Y is for YIN/YANG. YIN/YANG is an ancient Oriental concept. Because it is very ancient, it is automatically considered to be very profound by New Age People. There's nothing like ancient wisdom to impress the hell out of New Age People, and Yin/Yang is about as ancient as wisdom can get. Yin/Yang means that everything has its opposite within it. Every Yin has a little Yang inside, and every Yang contains a little Yin. What this means to New Age People is that everything that seems one way is really kind of the other way too. And that opposites aren't really opposed because in some way they're already like their opposition. Therefore, since nothing is really what it seems -- and generally more like what it doesn't seem -- there's not much sense in worrying about anything because it's not what we thought it was anyhow. Don't you find this ancient wisdom reassuring? We'll bet your life’s starting to feel enriched already.

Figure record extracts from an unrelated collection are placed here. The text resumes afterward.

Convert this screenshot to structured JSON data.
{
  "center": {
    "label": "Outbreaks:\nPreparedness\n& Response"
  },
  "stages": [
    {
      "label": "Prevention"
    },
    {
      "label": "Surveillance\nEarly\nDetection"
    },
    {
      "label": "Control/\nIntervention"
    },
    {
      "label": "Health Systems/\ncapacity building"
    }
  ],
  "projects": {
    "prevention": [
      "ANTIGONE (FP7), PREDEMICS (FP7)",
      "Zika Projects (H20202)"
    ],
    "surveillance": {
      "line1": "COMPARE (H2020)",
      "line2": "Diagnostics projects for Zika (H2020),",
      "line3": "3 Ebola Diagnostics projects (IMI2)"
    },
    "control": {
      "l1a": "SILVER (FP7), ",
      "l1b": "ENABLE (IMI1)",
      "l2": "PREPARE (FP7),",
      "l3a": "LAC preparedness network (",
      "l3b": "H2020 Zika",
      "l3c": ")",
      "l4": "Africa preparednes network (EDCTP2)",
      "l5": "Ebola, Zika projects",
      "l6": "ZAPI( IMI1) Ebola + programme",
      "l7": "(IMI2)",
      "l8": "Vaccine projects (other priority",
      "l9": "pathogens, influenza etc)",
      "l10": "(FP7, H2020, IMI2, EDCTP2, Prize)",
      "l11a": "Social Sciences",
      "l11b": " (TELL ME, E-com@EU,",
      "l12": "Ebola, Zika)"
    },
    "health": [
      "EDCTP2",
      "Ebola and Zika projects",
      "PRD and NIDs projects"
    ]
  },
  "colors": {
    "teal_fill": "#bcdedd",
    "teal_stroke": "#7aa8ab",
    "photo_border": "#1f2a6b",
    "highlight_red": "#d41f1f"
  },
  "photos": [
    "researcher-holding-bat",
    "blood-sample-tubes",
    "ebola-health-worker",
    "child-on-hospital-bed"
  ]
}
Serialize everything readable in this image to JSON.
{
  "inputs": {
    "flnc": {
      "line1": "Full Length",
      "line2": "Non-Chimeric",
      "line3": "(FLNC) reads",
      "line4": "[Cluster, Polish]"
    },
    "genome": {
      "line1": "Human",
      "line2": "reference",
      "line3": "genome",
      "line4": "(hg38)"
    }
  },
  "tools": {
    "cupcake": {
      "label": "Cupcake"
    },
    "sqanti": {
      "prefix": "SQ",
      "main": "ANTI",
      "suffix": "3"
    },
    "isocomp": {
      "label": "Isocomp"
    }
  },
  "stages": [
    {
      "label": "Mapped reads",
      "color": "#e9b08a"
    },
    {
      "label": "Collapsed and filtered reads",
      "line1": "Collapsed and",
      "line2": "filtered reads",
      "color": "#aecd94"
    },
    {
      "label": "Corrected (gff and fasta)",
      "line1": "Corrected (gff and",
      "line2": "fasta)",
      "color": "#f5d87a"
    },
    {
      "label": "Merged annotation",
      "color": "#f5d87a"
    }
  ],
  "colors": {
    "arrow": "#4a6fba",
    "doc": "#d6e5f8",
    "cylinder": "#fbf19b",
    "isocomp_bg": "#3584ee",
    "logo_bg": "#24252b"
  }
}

Z is for ZEN. ZEN is everything. It is the indefinable made manifest. (Or is it the manifest made indefinable? Zen can be very confusing.) Anyway, in addition to being everything, Zen is also nothing. Therefore it is not necessary to do Zen. Nevertheless, there are special places called Zen monasteries where people do Zen, which of course they were already doing even when they weren't doing Zen.